Эфриэл широко улыбнулся — он не уловил ледяного сарказма в ее словах.
— Я уже не говорю о личной выгоде, доктор… О том, сколь высокую оценку получат заслуги эксперта, первым изучившего психологию роя. — Эфриэл тщательно подбирал слова, говорил мягко, вкрадчиво. — Вы когда-нибудь бывали на Титане, смотрели, как сыплется азотный снег?.. Я все мечтаю построить там поместье… Самос большое, каких там еще не бывало. Целый город. И в этом городе, Галина, человек сможет жить вольготно, выбросив на свалку все эти дурацкие правила и ограничения, от которых он совсем чокнулся…
— Что я слышу, капитан-доктор! Кто из нас теперь говорит о бегстве?

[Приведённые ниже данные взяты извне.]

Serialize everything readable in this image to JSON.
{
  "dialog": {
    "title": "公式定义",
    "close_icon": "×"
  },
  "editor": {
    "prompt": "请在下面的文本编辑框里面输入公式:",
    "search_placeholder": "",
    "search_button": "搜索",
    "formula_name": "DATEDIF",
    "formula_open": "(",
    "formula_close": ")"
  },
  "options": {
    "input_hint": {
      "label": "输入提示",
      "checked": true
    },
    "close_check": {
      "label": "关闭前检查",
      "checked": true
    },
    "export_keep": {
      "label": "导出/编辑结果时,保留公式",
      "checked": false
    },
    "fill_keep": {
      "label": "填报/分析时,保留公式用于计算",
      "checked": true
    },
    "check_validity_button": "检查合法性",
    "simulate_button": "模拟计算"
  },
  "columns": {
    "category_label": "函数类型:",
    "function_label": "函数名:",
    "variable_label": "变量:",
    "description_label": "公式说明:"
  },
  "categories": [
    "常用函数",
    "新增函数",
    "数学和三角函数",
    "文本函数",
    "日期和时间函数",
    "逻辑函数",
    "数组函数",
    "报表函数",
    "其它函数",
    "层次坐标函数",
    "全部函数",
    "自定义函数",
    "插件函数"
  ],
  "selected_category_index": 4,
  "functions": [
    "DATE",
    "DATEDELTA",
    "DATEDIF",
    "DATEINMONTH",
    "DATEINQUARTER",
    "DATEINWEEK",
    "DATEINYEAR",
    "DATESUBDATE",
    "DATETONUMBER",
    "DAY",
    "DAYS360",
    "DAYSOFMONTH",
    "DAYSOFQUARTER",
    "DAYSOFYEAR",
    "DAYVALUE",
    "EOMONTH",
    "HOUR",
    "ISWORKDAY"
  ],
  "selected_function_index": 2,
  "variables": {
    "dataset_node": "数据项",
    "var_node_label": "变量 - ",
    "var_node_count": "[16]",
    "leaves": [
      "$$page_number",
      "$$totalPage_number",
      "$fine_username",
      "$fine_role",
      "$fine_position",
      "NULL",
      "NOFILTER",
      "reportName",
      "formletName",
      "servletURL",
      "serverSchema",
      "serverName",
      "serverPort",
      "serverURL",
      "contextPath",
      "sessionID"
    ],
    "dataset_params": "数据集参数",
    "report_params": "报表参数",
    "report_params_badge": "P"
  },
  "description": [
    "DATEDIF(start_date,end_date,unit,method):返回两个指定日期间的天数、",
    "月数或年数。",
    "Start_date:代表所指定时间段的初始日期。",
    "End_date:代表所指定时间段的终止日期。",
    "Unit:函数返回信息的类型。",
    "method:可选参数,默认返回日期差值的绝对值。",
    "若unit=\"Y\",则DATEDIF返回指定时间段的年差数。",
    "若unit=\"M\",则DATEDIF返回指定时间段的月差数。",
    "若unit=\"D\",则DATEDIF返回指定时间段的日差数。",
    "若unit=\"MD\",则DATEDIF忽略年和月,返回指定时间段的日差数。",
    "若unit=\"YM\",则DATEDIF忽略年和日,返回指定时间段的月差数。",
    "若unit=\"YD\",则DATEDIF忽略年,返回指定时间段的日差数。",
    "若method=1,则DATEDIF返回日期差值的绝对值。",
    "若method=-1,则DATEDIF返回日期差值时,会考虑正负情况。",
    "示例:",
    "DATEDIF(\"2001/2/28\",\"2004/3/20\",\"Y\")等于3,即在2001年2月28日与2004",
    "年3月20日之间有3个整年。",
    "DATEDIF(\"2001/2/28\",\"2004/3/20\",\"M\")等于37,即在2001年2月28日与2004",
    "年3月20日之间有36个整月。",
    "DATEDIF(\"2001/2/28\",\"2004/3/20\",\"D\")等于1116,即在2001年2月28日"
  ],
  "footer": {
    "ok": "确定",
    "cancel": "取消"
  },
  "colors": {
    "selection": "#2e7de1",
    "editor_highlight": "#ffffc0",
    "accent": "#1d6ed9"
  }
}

Несколько секунд Эфриэл молчал, потом натужно улыбнулся:
— Ну, что же вы наделали? Разрушили мой воздушный замок. Впрочем, вы не правы. То, о чем я говорю, — заслуженная отставка для состоятельного человека, а не отшельничья лачуга для неудачника. Большая разница. — Он снова помолчал. — Ну так как, могу я считать, что вы на моей стороне?
Она рассмеялась и дотронулась до его руки. Но в этом смешке, заглушенном могучим урчанием кишечника королевы, было что-то неестественное.
— Доктор, да неужели я целых два года должна с вами спорить? Разве я анархистка? Сдаюсь! Побережем нервы для других целей.
— Вот это правильно!
— Вы же и правда не причините вреда Гнезду? Будете аккуратны — рой ни о чем не заподозрит. И если у нас на родине удастся повторить его генетическую линию, человечеству не понадобится снова его беспокоить.
— Вот именно, — кивнул Эфриэл, хотя где-то на задворках сознания мелькнула мысль о сказочном богатстве астероидов Бетельгейзе. Неизбежно наступит день, когда ринутся к звездам громадные орды людей. И тогда будет очень полезно как облупленную знать каждую расу, способную сделаться человечеству соперницей.
— Помогу вам, чем смогу, — пообещала Мёрни. Помолчав с минуту, спросила: — Ну что, вдоволь насмотрелись?
— Да.
И они выплыли из зала королевы.
— А знаете, сначала вы мне так не понравились, — разоткровенничалась Мёрни. — Но сейчас я, кажется, понимаю вас получше. Вы даже чувством юмора как будто не обделены, а в Безопасности это большая редкость.
— Это не юмор, — грустно возразил Эфриэл, — это замаскированная ирония.
Время шло бесконечным караваном часов, но не делилось на сутки. Люди спали урывками, сначала порознь, потом вместе, держась при нулевой гравитации друг за дружку. Сексуальные ощущения чужой кожи и тепла служили якорем для их человеческой сущности, для их принадлежности к роду людскому, поделившемуся на фракции, погрязшему в междоусобных войнах и такому далекому, что сами эти слова — род людской — казались пустым звуком. В душных, кишащих диковинными тварями тоннелях жить с прицелом на будущее было невозможно; для Эфриэла и Мёрни существовало только «здесь» и «сейчас». Точно микробов, их постоянно куда-то нес ток крови в венах чужого организма. Часы растягивались в месяцы, и само время утрачивало всякий смысл.